It’s the season
I always enjoy conference season. We find out a lot about the internal anxieties of each of the parties and after the long summer break the news cycle returns to something like normal. That is even more the case this year after an outbreak of national unity and optimism following the performances of Team GB in the Olympics and Paralympics including of course a swathe of Welsh successes.
We also see the contrast between British and Welsh party conferences compared to USA style conventions. Some people say that our party conferences are more like conventions. I don’t think that’s very near the truth at all. The leadership is always under pressure from different sections of its own party. That takes place on and off conference floor. The anointment of candidates in the USA won’t look much like conference season here. The added element is provided by the contrasting fortunes and moods of the parties.
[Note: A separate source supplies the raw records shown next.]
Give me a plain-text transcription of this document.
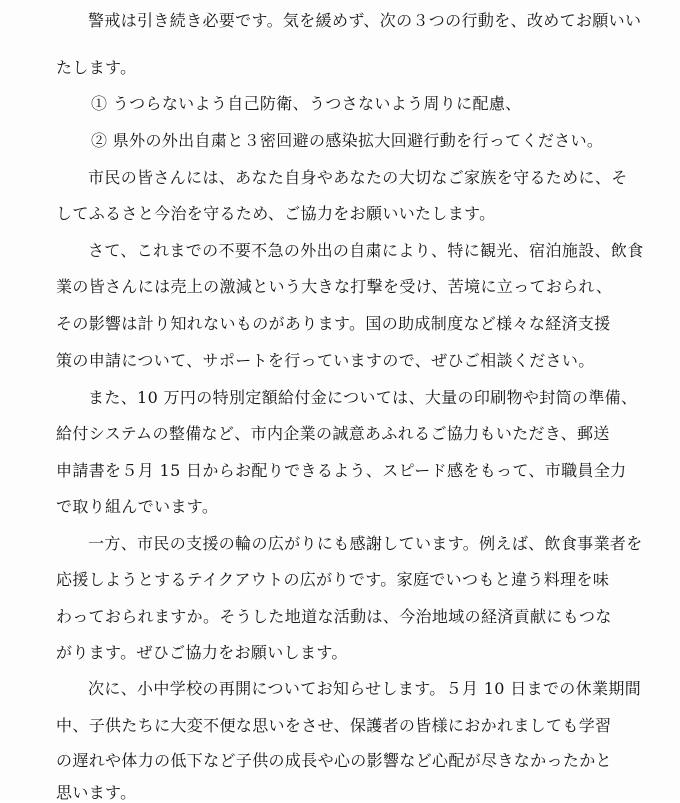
警戒は引き続き必要です。気を緩めず、次の３つの行動を、改めてお願いい
たします。
① うつらないよう自己防衛、うつさないよう周りに配慮、
② 県外の外出自粛と３密回避の感染拡大回避行動を行ってください。
市民の皆さんには、あなた自身やあなたの大切なご家族を守るために、そ
してふるさと今治を守るため、ご協力をお願いいたします。
さて、これまでの不要不急の外出の自粛により、特に観光、宿泊施設、飲食
業の皆さんには売上の激減という大きな打撃を受け、苦境に立っておられ、
その影響は計り知れないものがあります。国の助成制度など様々な経済支援
策の申請について、サポートを行っていますので、ぜひご相談ください。
また、10 万円の特別定額給付金については、大量の印刷物や封筒の準備、
給付システムの整備など、市内企業の誠意あふれるご協力もいただき、郵送
申請書を５月 15 日からお配りできるよう、スピード感をもって、市職員全力
で取り組んでいます。
一方、市民の支援の輪の広がりにも感謝しています。例えば、飲食事業者を
応援しようとするテイクアウトの広がりです。家庭でいつもと違う料理を味
わっておられますか。そうした地道な活動は、今治地域の経済貢献にもつな
がります。ぜひご協力をお願いします。
次に、小中学校の再開についてお知らせします。５月 10 日までの休業期間
中、子供たちに大変不便な思いをさせ、保護者の皆様におかれましても学習
の遅れや体力の低下など子供の成長や心の影響など心配が尽きなかったかと
思います。
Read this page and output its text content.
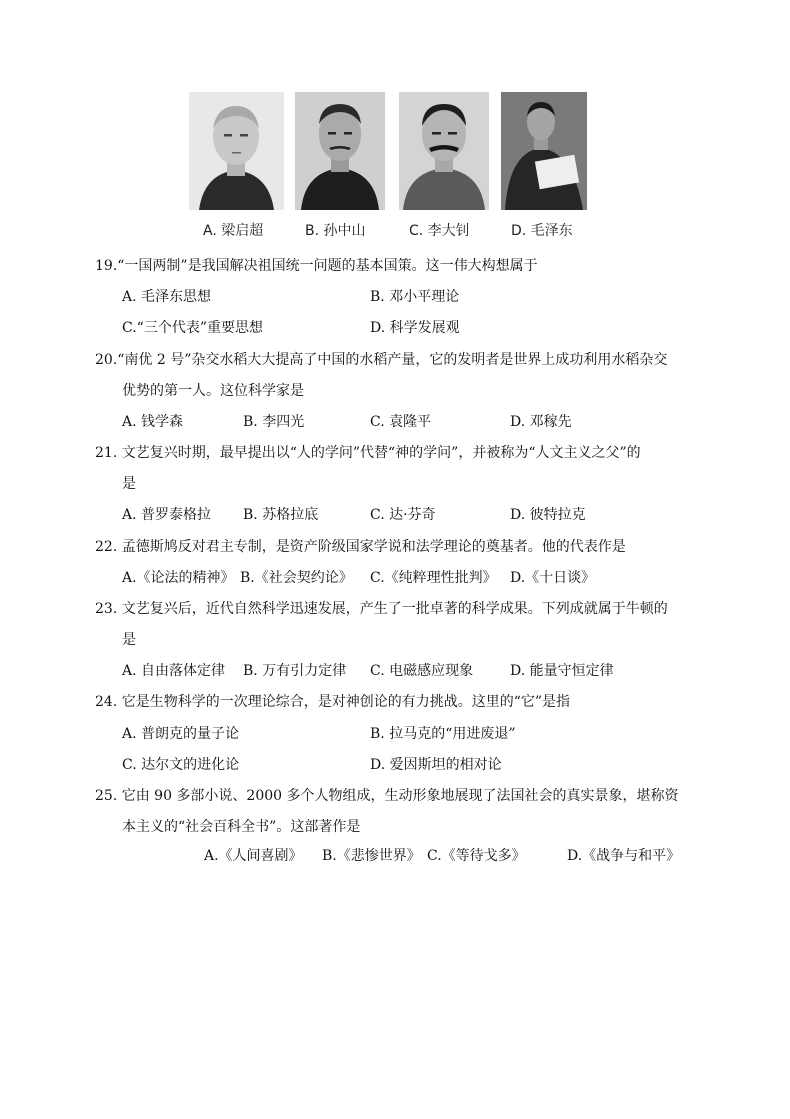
A. 梁启超	B. 孙中山	C. 李大钊	D. 毛泽东
19.“一国两制”是我国解决祖国统一问题的基本国策。这一伟大构想属于
A. 毛泽东思想	B. 邓小平理论
C.“三个代表”重要思想	D. 科学发展观
20.“南优 2 号”杂交水稻大大提高了中国的水稻产量，它的发明者是世界上成功利用水稻杂交
优势的第一人。这位科学家是
A. 钱学森	B. 李四光	C. 袁隆平	D. 邓稼先
21. 文艺复兴时期，最早提出以“人的学问”代替“神的学问”，并被称为“人文主义之父”的
是
A. 普罗泰格拉 B. 苏格拉底	C. 达·芬奇	D. 彼特拉克
22. 孟德斯鸠反对君主专制，是资产阶级国家学说和法学理论的奠基者。他的代表作是
A.《论法的精神》 B.《社会契约论》 C.《纯粹理性批判》 D.《十日谈》
23. 文艺复兴后，近代自然科学迅速发展，产生了一批卓著的科学成果。下列成就属于牛顿的
是
A. 自由落体定律 B. 万有引力定律 C. 电磁感应现象	D. 能量守恒定律
24. 它是生物科学的一次理论综合，是对神创论的有力挑战。这里的“它”是指
A. 普朗克的量子论	B. 拉马克的“用进废退”
C. 达尔文的进化论	D. 爱因斯坦的相对论
25. 它由 90 多部小说、2000 多个人物组成，生动形象地展现了法国社会的真实景象，堪称资
本主义的“社会百科全书”。这部著作是
A.《人间喜剧》 B.《悲惨世界》 C.《等待戈多》	D.《战争与和平》
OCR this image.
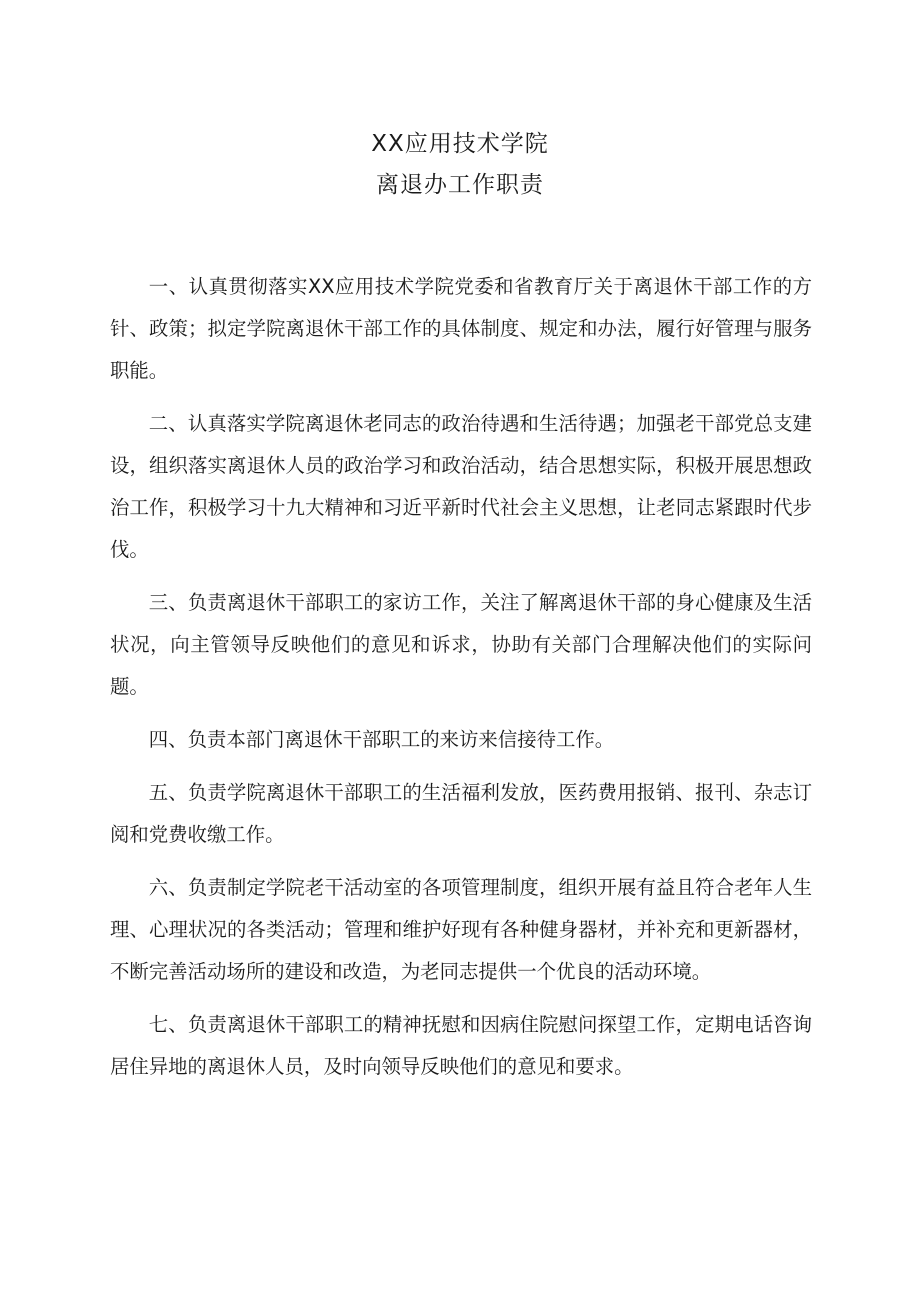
XX应用技术学院
离退办工作职责

一、认真贯彻落实XX应用技术学院党委和省教育厅关于离退休干部工作的方针、政策；拟定学院离退休干部工作的具体制度、规定和办法，履行好管理与服务职能。

二、认真落实学院离退休老同志的政治待遇和生活待遇；加强老干部党总支建设，组织落实离退休人员的政治学习和政治活动，结合思想实际，积极开展思想政治工作，积极学习十九大精神和习近平新时代社会主义思想，让老同志紧跟时代步伐。

三、负责离退休干部职工的家访工作，关注了解离退休干部的身心健康及生活状况，向主管领导反映他们的意见和诉求，协助有关部门合理解决他们的实际问题。

四、负责本部门离退休干部职工的来访来信接待工作。

五、负责学院离退休干部职工的生活福利发放，医药费用报销、报刊、杂志订阅和党费收缴工作。

六、负责制定学院老干活动室的各项管理制度，组织开展有益且符合老年人生理、心理状况的各类活动；管理和维护好现有各种健身器材，并补充和更新器材，不断完善活动场所的建设和改造，为老同志提供一个优良的活动环境。

七、负责离退休干部职工的精神抚慰和因病住院慰问探望工作，定期电话咨询居住异地的离退休人员，及时向领导反映他们的意见和要求。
Labour conference should be a more positive place than it has been for a few years – and not just because it follows Lib Dem conference week. Ed Miliband has been much more effective in Parliament this year. The test will be whether he communicates his improvement to the public in language people will understand and believe in. the set piece speech at conference is still a major test and a major opportunity.
Our Welsh report will serve as a reminder that Welsh Labour is in Government with an alternative to the Tories but with major challenges too. Members in England and Scotland especially pay more attention to Wales during conference week and how we are managing the major policy challenges facing us in times of financial austerity. The diverging policy approaches across the UK don’t hide the fact that our political fortunes are still largely tied in to the UK picture. At a UK level it’s still a straight fight between a Government led by Labour values or Tory values.
The UK re-shuffle changed faces but not policy priorities. We still face an obvious divide between Labour and the Tories on the response to our flat economy and conference season won’t change that. The re-shuffle did seem to tie Welsh Lib Dems even tighter to Tory fortunes with a junior unpaid Welsh Office minister. I can’t imagine what the reaction would be like if the leader of Welsh Labour wasn’t given a platform speech at UK conference like the Welsh Lib Dem leader this year. These will be obvious points of interest and much discussion at fringe meetings where most of the meaningful policy discussion will take place.
Policy debate is probably the most useful and interesting part of conference. It’s important that we still take an active interest in this and don’t simply opt out of discussions across the UK. It’s a strength for us to have that larger debating platform but only if we’re prepared to use it.
After the autumn conference season is over we have a busy Assembly term with major policy, and legislative issues to face as well of course as a budget process. The cold reality facing families on middle and modest incomes at present won’t get changed by a speech at conference. There won’t be any decisive blows ahead of the next General and Assembly elections but this round of conferences should help to spell out a vision of what each party in Government means.